Watched Mar 11, 2012
Mitchell Beaupre’s review:
A prime example of the old adage that less is more, Stephen Frears' The Hit starts off with a simple premise and builds from there with the use of well-developed, brilliantly acted characters. Willie Parker (Terence Stamp) is a gangster who sells his pals down the road in order to get off free, but ten years later one of those guys is out of prison and sends his men Braddock and Myron (John Hurt and Tim Roth) to go and collect Willie. All of this is taken care of within the first fifteen minutes and the film at large is the three of them on the road, driving from Spain to Paris in order to bring Willie to his inevitable fate. They're joined along the way by Maggie (Laura Del Sol), a young and exotic companion of an associate they cross paths with early on.
It's a very simple idea, but the film succeeds so admirably in keeping the tension high between the three men, confining the action mostly to within the car or nearby it.

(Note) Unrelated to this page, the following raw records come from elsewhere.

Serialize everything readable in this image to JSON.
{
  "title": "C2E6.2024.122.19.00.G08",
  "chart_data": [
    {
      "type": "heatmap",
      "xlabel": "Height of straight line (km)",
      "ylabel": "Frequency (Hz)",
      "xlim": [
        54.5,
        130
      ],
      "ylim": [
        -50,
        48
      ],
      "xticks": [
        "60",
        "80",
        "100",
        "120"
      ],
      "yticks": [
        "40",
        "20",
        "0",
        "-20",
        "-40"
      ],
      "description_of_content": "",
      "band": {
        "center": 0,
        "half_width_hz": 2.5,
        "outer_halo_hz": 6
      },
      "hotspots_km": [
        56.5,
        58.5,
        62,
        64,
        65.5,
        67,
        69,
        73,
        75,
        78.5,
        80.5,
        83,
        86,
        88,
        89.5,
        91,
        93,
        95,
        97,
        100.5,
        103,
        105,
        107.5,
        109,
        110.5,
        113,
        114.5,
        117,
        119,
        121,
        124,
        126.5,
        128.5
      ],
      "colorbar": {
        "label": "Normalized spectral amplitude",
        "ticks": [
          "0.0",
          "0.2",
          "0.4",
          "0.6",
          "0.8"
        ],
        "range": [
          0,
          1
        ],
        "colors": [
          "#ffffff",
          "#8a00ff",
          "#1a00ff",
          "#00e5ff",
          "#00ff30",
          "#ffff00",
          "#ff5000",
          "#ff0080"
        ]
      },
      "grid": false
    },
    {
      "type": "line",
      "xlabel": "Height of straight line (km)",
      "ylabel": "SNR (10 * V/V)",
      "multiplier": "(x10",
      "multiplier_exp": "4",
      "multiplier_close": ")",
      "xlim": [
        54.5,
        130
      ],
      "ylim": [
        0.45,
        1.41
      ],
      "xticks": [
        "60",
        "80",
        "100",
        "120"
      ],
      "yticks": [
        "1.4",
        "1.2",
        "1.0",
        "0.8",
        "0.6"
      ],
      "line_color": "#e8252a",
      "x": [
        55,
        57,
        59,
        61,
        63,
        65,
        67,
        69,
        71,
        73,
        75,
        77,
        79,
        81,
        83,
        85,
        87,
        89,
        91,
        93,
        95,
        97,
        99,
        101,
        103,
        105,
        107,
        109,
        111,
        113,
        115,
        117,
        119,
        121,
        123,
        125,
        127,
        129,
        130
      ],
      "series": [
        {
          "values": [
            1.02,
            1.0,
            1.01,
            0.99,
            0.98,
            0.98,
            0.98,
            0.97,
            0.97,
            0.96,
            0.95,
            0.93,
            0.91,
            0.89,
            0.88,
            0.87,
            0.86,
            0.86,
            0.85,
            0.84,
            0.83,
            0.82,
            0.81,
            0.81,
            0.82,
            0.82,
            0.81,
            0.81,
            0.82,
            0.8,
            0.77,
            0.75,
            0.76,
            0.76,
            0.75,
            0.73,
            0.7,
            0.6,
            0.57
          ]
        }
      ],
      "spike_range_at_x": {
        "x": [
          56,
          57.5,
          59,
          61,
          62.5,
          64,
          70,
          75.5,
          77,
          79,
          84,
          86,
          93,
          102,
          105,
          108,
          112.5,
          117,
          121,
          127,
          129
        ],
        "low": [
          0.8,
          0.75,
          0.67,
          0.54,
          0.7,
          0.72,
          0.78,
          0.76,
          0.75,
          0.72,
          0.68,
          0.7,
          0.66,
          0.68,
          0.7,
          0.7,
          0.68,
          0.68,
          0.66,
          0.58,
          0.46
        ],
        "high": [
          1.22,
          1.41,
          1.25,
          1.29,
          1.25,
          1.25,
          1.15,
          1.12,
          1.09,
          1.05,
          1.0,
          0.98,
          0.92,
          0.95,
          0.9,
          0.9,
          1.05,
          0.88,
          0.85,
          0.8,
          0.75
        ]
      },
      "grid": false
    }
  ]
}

Willie knows his fate and he doesn't try to escape it, so instead of the usual distractions of chases and struggles, we get to witness interactions between the three on their way to his fate. There's an existentialist journey the film takes us down, as Willie seems resigned to his death and doesn't try to fight it. This presents an interesting query to Braddock and especially Myron, curious as to why he seems so serene with death around the corner. Willie seems to enjoy himself on their trip, whereas Braddock is all business and just going about his job.
John Hurt delivers a terrifying performance here, mostly hidden behind Braddock's sunglasses and really diving in to the character to send chills through the audience. The contrast between him and Stamp's self-reflective work is fascinating, especially when combined with the wildly energetic Roth. This was Tim Roth's first film and he explodes on the screen, a wild animal of pure energy, eating up every moment and running away with the entire picture. Much like Roth himself, Myron is on his first assignment and his reactions to the opposing nature of Braddock and Willie drive a lot of the resonating themes of the film. Del Sol provides an erotic, passionate rift in the group dynamic and of course it's the woman who ends up being the thing that gives them the most grief, rather than the man they are supposed to kill.
Stephen Frears has long been a favorite director of mine and most of that is due to his versatility. He can go from this kind of hard, cool British pulp gangster movie to doing a wildly erotic period piece like Dangerous Liaisons as if it was any other job. He's one of the most diverse directors in the modern age, but he always manages to tackle his films with a deep precision. The Hit is yet another example of his skills as a director and, thanks in part to the excellent cast and script by Peter Prince, I'd say it's the best film of his career.